The show revolved around a variety of practical jokes, either in game-type formats played out within the studio or as often elaborate set-ups on unsuspecting members of the public, either studio-based or shot on location. Studio games included the Dunk Tank, Glube Tube and Pie Chair in which varying amounts of mess were dealt out. Each segment would end with the victim being made aware of the joke by a presenter, who would then announce that the person had proved to be “game for a laugh”.
It has been said that the original format was called Gotcha and was designed as a BBC show[1] to be presented by Paul Daniels, David Copperfield (the British comedian) and Pamela Stephenson.[2] The pilot show was rejected, allegedly, for being ‘too vulgar’. Jeremy Beadle then rewrote the format, with producer Michael Hill in the United States.
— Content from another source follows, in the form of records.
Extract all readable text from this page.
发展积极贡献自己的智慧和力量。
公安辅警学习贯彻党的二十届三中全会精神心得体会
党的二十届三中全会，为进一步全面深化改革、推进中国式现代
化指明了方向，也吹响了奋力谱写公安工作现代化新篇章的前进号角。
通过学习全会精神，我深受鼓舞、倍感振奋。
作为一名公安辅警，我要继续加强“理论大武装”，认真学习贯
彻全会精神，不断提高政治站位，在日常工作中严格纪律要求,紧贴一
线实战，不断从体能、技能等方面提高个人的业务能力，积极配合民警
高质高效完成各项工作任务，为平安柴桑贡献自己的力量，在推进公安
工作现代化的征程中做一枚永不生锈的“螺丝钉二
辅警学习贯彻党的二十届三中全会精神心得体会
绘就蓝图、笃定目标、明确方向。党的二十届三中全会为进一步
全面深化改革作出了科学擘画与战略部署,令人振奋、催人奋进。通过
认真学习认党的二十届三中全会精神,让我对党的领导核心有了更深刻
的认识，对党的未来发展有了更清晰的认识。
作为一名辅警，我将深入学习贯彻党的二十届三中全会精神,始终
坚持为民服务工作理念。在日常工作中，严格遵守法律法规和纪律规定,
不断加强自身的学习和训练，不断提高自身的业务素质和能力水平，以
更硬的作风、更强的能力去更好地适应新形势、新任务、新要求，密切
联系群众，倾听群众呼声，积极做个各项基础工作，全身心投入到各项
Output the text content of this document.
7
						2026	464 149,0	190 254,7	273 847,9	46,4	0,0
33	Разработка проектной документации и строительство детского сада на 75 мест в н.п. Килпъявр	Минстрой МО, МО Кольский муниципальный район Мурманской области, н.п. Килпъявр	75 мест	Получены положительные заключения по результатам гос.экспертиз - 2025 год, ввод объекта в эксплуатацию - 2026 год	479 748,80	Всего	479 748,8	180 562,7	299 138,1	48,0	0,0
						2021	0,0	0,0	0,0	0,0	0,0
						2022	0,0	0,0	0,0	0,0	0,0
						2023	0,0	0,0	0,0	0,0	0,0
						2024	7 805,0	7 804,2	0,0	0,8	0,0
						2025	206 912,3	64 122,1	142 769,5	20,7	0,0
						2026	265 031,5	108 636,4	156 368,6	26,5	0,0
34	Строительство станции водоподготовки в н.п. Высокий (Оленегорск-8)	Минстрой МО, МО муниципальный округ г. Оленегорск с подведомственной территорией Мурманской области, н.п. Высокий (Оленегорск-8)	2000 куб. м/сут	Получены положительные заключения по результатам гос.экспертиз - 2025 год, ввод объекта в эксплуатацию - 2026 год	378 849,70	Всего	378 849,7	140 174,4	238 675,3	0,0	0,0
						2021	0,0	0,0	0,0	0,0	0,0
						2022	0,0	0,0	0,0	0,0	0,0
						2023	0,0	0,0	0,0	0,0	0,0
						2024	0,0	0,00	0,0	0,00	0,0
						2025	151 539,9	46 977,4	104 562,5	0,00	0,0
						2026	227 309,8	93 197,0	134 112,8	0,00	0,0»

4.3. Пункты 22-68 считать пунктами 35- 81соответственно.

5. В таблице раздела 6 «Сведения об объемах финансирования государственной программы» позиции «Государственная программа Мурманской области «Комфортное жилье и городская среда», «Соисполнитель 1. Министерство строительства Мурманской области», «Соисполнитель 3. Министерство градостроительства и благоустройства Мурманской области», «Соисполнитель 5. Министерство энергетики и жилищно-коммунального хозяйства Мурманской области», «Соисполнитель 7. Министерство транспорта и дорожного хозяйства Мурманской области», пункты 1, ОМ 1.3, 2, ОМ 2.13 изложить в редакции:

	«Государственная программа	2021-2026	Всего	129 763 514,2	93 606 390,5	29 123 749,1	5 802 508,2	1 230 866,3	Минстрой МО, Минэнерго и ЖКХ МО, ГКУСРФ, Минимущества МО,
According to the show’s original producer, Brian Wesley, in his 1982 book on the series, “The Game for a Laugh birthplace was the Hollywood office of producer Michael Hill.” Jeremy Beadle and Hill’s Los Angeles-based TV production company Hill-Eubanks Group envisaged a show in which “the people were the stars”. Hill developed the eventual show with Beadle and with Jeremy Fox, then head of London-based Action Time, and the son of BBC TV executive Sir Paul Fox. Fox then presented the format to LWT. Jeremy Fox also brought to the show a wealth of stunts from Truth or Consequences, a show created by Ralph Edwards Productions in Hollywood from whom LWT bought the rights.[3] At LWT, Head of Light Entertainment Alan Boyd put the finishing touches to it.